Section 1. Les caractéristiques des analystes financiers réalisant les meilleures performances

1.3. La relation entre les estimations de résultat et les recommandations

Les estimations de résultats d’une part et les recommandations d’autre part émises par les analystes financiers contiennent des informations utilisées par l’investisseur dans sa décision d’agir sur le titre concerné. Ces deux productions de l’analyste financier font l’objet d’études conjointes depuis le début des années 1990 en raison de la relation évidente entre l’estimation de résultat et la recommandation de l’analyste.

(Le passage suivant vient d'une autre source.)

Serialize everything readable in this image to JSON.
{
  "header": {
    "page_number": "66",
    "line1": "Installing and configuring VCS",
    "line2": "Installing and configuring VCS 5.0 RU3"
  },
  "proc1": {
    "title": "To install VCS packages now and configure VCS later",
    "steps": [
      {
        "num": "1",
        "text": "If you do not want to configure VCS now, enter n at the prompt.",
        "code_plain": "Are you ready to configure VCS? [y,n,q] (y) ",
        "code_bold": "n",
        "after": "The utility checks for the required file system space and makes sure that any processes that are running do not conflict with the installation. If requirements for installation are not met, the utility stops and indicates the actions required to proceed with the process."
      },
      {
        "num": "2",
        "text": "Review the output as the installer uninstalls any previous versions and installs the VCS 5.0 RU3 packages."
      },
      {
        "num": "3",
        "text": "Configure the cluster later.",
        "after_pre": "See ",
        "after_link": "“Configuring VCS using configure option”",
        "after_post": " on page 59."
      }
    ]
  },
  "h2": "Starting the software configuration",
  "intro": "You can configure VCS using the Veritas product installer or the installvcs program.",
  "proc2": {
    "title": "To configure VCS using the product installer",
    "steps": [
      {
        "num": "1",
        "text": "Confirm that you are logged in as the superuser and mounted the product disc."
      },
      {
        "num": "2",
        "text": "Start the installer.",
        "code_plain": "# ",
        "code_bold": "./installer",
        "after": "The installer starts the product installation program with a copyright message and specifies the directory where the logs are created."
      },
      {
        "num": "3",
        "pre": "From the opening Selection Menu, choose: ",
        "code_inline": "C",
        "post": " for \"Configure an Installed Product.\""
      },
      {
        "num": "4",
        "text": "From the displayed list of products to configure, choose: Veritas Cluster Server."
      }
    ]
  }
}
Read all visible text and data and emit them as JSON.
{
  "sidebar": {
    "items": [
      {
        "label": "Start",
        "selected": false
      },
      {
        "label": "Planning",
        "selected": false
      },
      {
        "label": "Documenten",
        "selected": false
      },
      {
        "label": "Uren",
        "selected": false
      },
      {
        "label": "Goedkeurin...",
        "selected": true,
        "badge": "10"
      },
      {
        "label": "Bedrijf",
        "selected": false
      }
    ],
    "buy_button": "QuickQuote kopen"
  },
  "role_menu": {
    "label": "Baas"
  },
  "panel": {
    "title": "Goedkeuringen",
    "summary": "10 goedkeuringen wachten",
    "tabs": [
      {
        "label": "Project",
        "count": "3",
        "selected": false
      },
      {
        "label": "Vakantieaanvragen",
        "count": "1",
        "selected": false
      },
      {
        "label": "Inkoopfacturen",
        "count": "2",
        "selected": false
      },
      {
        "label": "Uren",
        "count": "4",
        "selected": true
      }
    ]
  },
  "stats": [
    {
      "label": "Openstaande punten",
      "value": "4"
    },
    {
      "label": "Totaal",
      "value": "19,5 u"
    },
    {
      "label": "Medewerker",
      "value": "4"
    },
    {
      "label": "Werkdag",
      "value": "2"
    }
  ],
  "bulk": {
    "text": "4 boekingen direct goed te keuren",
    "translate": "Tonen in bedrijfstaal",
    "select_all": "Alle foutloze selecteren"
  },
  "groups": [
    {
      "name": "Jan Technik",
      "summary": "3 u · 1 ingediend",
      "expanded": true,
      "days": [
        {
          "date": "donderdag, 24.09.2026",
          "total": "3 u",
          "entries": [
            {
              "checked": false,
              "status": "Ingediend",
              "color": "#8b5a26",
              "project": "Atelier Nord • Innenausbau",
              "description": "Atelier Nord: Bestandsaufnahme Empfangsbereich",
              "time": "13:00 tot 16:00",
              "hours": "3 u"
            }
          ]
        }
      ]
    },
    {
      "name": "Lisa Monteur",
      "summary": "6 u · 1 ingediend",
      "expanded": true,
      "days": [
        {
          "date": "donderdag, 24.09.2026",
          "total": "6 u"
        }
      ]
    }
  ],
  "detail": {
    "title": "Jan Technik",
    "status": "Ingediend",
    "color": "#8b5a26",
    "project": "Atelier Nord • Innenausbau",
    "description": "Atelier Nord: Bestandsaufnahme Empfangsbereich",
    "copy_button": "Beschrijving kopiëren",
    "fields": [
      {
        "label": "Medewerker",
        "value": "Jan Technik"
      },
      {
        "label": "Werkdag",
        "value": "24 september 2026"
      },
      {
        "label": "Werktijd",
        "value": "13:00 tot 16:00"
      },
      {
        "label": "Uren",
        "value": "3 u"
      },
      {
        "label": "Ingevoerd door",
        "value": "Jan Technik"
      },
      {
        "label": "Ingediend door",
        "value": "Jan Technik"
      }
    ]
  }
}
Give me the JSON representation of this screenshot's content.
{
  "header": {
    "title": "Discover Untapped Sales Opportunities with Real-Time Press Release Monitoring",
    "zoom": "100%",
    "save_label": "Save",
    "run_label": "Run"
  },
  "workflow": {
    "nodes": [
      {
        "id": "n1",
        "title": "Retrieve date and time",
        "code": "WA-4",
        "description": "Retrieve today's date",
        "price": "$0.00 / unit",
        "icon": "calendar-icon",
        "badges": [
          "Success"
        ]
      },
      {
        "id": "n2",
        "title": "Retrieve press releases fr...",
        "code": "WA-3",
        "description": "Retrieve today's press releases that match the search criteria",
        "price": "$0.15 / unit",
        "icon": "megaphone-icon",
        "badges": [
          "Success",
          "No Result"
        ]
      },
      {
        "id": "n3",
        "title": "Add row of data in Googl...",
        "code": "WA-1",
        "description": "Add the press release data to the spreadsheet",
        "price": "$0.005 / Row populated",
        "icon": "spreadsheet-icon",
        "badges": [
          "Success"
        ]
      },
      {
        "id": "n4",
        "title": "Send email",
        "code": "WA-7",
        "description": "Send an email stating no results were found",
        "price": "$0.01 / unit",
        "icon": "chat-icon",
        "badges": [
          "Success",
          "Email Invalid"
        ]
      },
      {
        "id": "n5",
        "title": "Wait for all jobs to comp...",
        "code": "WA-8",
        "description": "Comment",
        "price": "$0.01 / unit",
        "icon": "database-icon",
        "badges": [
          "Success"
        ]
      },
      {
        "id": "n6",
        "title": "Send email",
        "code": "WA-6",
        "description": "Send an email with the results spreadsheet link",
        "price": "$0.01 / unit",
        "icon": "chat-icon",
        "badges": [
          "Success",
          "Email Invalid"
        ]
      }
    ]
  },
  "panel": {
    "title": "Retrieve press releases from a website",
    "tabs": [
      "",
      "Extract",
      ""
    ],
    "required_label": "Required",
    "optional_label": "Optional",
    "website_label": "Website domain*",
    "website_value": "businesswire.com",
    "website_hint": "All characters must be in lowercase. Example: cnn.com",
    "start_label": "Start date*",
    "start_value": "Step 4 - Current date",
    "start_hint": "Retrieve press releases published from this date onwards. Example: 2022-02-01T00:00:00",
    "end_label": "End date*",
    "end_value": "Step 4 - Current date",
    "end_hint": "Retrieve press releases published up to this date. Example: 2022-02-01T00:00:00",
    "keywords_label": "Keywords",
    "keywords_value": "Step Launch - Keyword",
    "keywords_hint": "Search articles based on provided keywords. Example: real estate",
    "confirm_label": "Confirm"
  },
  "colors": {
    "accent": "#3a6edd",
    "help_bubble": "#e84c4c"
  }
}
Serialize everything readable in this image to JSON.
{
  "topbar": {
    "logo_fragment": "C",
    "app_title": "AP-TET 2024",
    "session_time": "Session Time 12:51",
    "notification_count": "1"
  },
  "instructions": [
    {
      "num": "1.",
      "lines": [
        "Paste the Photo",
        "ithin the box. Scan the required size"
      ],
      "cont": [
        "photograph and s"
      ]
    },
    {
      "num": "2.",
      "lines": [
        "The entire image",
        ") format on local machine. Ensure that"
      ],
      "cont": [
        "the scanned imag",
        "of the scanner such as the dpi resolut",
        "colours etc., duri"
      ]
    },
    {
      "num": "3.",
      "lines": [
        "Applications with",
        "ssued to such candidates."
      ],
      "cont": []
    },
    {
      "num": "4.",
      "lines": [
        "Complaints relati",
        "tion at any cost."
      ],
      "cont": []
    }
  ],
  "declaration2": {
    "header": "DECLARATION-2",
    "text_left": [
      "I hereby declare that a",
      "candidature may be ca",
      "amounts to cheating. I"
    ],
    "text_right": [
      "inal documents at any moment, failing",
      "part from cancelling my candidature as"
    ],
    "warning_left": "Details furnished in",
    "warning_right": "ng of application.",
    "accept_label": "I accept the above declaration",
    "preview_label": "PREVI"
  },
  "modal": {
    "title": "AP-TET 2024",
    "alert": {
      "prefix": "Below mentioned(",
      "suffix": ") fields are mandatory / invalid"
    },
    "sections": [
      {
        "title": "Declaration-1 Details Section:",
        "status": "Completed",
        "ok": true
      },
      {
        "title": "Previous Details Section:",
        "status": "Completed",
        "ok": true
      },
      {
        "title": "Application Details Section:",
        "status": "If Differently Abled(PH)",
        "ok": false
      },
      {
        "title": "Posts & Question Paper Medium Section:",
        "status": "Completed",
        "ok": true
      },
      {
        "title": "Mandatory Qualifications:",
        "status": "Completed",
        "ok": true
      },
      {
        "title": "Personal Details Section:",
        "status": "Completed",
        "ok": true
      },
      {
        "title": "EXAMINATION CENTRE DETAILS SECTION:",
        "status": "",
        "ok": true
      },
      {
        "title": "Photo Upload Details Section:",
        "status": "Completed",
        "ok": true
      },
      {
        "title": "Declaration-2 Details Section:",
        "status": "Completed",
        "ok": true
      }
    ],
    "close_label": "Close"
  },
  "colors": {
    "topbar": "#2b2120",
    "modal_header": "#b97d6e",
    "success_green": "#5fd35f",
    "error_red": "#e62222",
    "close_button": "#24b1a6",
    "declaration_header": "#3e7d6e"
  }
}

La recommandation apporte à l’investisseur une information sur la performance espérée par l’analyste sur la valeur suivie. Cette performance est assise sur une valorisation du titre estimée par l’analyste à partir des estimations des résultats futurs qu’il a construit sur la base de l’information privée qu’il a collecté auprès de l’entreprise.

Les premières études traitant à la fois des estimations de résultats et des recommandations des analystes montrent l’existence d’une relation forte entre la prévision de résultat et la recommandation. Francis & Philbrick [1993] trouvent une relation négative entre le signe de l’erreur de prévision et le niveau de la recommandation. Ils interprètent ces résultats à l’aune d’une théorie qu’ils appellent la théorie des relations avec le management22. Les analystes réalisent des prévisions optimistes pour compenser auprès du management de l’entreprise l’effet d’une recommandation défavorable.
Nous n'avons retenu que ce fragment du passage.